Wednesday 11 September 2013

castellan or look that up in your funk & wagnall's

After work I ascended to the northern most neighbourhood of the city, past the clinics and houses in the hills to seek out the ruins of the Sonnenburg. This fortress was named after the constable of the castle (ein Burgmann), a low-ranking noble title charged with the defense of the immediate surroundings in the early thirteenth century but the place was given successively greater recognition by kings and pretenders throughout the Middle Ages up to the Thirty Years' War that saw its downfall.
 It was a bit of a challenge to find, obscured by terraced homes and not on the high-ground but in a valley, and I had to inquire. “Excuse me but is there a castle-ruin nearby?” The eponymous community is also known as the place where Konrad Duden retired. Duden was an influential lexicographer of the German language, authoritative and the industry-standard like the Oxford English Dictionary or Noah Webster.

Monday 9 September 2013

pro se or soi-disant

Shaking my head with a touch of disbelief over the way a German political party portrayed itself, I was totally unprepared for the stultifying display of ignorance and insensitivity that a senior delegation of legislators made, while on a fairy-tale princess reception in Cairo, as the New York Times reports.

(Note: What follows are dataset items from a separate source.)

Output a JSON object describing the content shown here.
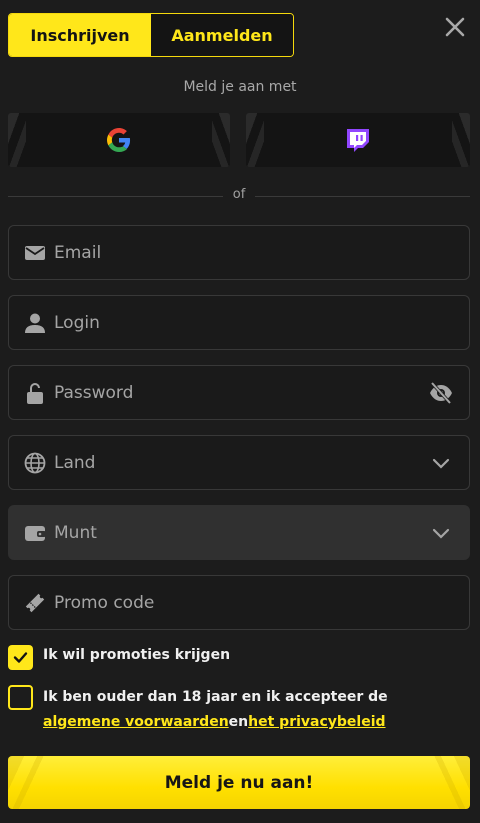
{
  "tabs": {
    "register": "Inschrijven",
    "login": "Aanmelden"
  },
  "social": {
    "title": "Meld je aan met",
    "providers": [
      "google",
      "twitch"
    ]
  },
  "divider_text": "of",
  "fields": {
    "email": "Email",
    "login": "Login",
    "password": "Password",
    "country": "Land",
    "currency": "Munt",
    "promo": "Promo code"
  },
  "checkboxes": {
    "promotions": {
      "label": "Ik wil promoties krijgen",
      "checked": true
    },
    "age": {
      "label": "Ik ben ouder dan 18 jaar en ik accepteer de",
      "checked": false,
      "link1": "algemene voorwaarden",
      "connector": "en",
      "link2": "het privacybeleid"
    }
  },
  "submit_label": "Meld je nu aan!",
  "colors": {
    "accent": "#ffe71a",
    "background": "#1c1c1c",
    "field_border": "#383838"
  }
}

Their message of solidarity, invoking 9/11 and a chorus of singing eagles was too revolting to stomach, and surely left a country already in flames and under martial law insulted, regardless of what political persuasion or whether considered rebels or patriots, and confused. “Stand strong, Egypt,” they said, promising to vouchsafe the some billion dollars in military aid the US gives Egypt annually. “Stand firm.” Not that this empty praise and grandstanding is not disgusting enough on its own, given that Congress is preparing to vote yea or nay on authority to attack another country in the region, or only give its tacit approval and thus relinquish any semblance of checks-and-balances with its authority to raise armies, make it all the more terrible. The unfortunate timing of the decision also has everything to do with the typical bailiwick of the legislature, having gone on recess and only affording themselves just a few days to tackle old and new business, including formulating a military operating budget and that has happened every year since 9/11.